Irjen Agus memprediksi peningkatan volume kendaraan akan terjadi pada Kamis dan Minggu, terutama di ruas tol, jalan nasional, akses menuju kawasan wisata, serta jalur penghubung antarprovinsi. Titik-titik seperti rest area juga menjadi perhatian karena berpotensi mengalami kepadatan dan memicu kelelahan pengemudi.

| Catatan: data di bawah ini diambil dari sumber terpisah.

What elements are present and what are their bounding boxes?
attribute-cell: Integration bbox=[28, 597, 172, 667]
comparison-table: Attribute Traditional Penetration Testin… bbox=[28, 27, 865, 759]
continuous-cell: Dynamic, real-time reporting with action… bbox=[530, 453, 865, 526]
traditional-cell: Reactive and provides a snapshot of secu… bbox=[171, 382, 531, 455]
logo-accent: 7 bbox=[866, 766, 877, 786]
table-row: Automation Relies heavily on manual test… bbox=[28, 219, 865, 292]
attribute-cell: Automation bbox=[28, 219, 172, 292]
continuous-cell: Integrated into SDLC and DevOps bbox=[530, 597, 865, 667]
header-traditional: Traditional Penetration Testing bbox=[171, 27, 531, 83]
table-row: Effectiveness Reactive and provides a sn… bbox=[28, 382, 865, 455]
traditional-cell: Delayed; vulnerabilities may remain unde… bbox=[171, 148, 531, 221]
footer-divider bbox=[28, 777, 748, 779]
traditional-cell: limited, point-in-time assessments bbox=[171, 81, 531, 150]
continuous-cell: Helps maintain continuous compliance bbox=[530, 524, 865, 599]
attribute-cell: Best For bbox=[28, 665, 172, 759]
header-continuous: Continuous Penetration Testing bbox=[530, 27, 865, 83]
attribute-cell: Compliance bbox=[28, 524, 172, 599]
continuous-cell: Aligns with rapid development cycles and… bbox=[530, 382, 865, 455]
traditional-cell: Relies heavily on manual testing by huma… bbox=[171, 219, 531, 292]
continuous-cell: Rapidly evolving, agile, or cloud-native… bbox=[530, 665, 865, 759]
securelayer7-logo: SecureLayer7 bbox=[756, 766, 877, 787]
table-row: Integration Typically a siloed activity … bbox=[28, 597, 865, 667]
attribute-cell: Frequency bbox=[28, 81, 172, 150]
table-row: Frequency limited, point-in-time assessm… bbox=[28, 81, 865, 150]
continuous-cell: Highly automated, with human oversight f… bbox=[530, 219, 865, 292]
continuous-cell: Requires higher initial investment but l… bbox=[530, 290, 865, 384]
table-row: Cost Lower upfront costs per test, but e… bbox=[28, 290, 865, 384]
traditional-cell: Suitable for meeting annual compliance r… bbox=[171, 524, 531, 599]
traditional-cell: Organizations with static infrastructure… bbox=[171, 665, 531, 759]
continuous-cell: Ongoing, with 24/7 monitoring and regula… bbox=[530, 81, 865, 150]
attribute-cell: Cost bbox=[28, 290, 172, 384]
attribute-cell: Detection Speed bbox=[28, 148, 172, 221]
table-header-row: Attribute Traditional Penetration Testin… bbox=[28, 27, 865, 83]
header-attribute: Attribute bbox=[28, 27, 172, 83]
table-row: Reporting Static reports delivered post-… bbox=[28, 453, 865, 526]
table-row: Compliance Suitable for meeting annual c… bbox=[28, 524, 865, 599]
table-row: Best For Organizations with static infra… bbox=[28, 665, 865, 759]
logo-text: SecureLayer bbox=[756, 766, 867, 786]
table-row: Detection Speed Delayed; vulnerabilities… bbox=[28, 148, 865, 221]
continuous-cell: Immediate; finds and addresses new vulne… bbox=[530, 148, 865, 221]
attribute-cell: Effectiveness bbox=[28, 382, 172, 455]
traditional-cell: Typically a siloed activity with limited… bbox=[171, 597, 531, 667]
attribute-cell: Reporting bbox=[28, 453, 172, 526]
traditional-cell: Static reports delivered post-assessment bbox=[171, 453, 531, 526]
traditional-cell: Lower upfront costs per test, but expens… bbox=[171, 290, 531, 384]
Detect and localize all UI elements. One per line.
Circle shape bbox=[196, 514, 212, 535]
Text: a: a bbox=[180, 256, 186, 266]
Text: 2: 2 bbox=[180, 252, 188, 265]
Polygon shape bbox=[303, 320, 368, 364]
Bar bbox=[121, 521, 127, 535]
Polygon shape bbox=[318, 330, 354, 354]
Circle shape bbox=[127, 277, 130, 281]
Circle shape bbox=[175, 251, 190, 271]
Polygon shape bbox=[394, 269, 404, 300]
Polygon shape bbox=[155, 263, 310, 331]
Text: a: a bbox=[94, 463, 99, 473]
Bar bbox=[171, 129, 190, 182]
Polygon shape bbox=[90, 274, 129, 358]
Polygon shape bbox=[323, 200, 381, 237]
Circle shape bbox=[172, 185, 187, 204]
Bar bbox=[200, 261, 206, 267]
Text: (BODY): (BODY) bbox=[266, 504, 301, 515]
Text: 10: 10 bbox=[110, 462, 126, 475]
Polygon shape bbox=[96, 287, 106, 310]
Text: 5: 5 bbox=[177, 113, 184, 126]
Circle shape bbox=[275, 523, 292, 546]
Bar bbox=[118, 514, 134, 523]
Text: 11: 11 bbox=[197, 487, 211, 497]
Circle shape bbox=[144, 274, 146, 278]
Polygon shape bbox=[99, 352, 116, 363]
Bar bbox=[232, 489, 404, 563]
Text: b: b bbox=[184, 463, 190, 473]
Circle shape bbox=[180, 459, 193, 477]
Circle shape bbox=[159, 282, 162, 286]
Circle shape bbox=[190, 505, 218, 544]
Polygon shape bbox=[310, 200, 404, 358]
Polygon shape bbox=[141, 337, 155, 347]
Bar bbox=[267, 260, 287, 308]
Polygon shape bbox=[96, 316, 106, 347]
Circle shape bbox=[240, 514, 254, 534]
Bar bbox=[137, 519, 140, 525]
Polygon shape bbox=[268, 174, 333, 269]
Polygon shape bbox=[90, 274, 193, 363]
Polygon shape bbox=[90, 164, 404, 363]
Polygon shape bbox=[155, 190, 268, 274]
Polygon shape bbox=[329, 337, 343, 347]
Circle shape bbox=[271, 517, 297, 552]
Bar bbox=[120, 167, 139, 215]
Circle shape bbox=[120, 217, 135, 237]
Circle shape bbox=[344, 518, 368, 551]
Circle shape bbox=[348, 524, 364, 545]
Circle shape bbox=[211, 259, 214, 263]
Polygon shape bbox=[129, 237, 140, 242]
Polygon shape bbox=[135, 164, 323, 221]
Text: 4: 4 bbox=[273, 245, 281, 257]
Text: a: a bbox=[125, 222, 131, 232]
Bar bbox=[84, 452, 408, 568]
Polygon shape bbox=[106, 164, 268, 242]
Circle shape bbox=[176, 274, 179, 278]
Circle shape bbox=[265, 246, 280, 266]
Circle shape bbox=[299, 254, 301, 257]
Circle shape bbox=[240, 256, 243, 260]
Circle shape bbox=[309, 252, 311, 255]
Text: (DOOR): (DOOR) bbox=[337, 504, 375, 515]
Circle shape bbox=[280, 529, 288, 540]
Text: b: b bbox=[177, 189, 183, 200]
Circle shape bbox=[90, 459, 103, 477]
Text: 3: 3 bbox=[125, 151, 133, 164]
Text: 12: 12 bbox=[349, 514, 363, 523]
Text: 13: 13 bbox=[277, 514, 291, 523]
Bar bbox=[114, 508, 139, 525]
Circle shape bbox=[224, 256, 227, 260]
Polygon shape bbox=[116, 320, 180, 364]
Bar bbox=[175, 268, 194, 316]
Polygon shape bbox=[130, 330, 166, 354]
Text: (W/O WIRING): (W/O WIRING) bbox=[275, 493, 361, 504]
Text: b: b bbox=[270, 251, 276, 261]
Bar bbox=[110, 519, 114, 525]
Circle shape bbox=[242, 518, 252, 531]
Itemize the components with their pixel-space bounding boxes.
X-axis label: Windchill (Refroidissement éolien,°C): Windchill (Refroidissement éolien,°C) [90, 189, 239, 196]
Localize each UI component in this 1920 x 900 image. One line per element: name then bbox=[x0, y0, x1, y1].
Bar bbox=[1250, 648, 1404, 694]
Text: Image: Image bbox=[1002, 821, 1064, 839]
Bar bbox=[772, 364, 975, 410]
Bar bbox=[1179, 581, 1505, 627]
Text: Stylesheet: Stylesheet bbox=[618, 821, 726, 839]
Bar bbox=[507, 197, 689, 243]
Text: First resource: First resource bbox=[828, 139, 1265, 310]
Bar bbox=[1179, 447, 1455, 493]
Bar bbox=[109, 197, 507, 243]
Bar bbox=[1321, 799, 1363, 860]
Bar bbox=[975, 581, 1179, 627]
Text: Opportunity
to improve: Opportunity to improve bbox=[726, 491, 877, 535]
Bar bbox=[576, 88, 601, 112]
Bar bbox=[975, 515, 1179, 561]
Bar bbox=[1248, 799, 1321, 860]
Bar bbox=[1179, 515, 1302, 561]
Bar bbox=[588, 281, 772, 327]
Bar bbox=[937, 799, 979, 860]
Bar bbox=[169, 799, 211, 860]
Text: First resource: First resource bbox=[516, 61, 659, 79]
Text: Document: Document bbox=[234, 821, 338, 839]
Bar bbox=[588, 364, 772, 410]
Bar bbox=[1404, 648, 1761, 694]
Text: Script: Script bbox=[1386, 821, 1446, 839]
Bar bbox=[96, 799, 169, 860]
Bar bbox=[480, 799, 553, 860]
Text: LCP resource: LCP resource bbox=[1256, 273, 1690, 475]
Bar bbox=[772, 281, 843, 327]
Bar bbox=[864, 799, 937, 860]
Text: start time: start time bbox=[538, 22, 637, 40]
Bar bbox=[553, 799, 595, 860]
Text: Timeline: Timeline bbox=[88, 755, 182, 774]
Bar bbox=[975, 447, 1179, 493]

Untuk itu, masyarakat diminta mempersiapkan kondisi fisik dan kendaraan sebelum melakukan perjalanan. Pengemudi juga diimbau tidak memaksakan diri apabila merasa lelah, serta memanfaatkan pos pelayanan yang telah disediakan kepolisian di sejumlah titik.
“Lebih baik berhenti sejenak untuk beristirahat daripada memaksakan diri dalam kondisi lelah. Cepat sampai tidak pernah lebih penting daripada pulang dengan selamat. Jalan raya seharusnya menjadi ruang keselamatan, bukan ruang kehilangan,” kata Irjen Agus.
Korlantas Polri juga menempatkan personel di lokasi-lokasi krusial, mulai dari persimpangan utama, terminal, pelabuhan, hingga titik rawan kecelakaan. Langkah ini dilakukan untuk memastikan masyarakat merasa aman selama perjalanan libur panjang.
Agus menegaskan, keselamatan berlalu lintas merupakan tanggung jawab bersama. Ia mengajak masyarakat tetap sabar, saling menghormati, dan tidak mudah terpancing emosi saat menghadapi kepadatan kendaraan.
“Hari Kenaikan Isa Almasih mengajarkan nilai kemanusiaan, kedamaian, dan kepedulian terhadap sesama. Mari membawa semangat itu saat berkendara. Bersabar dalam kemacetan, memberi jalan kepada sesama pengguna jalan, dan menjaga keselamatan orang lain adalah bagian dari menghormati nilai kehidupan itu sendiri,” pungkasnya.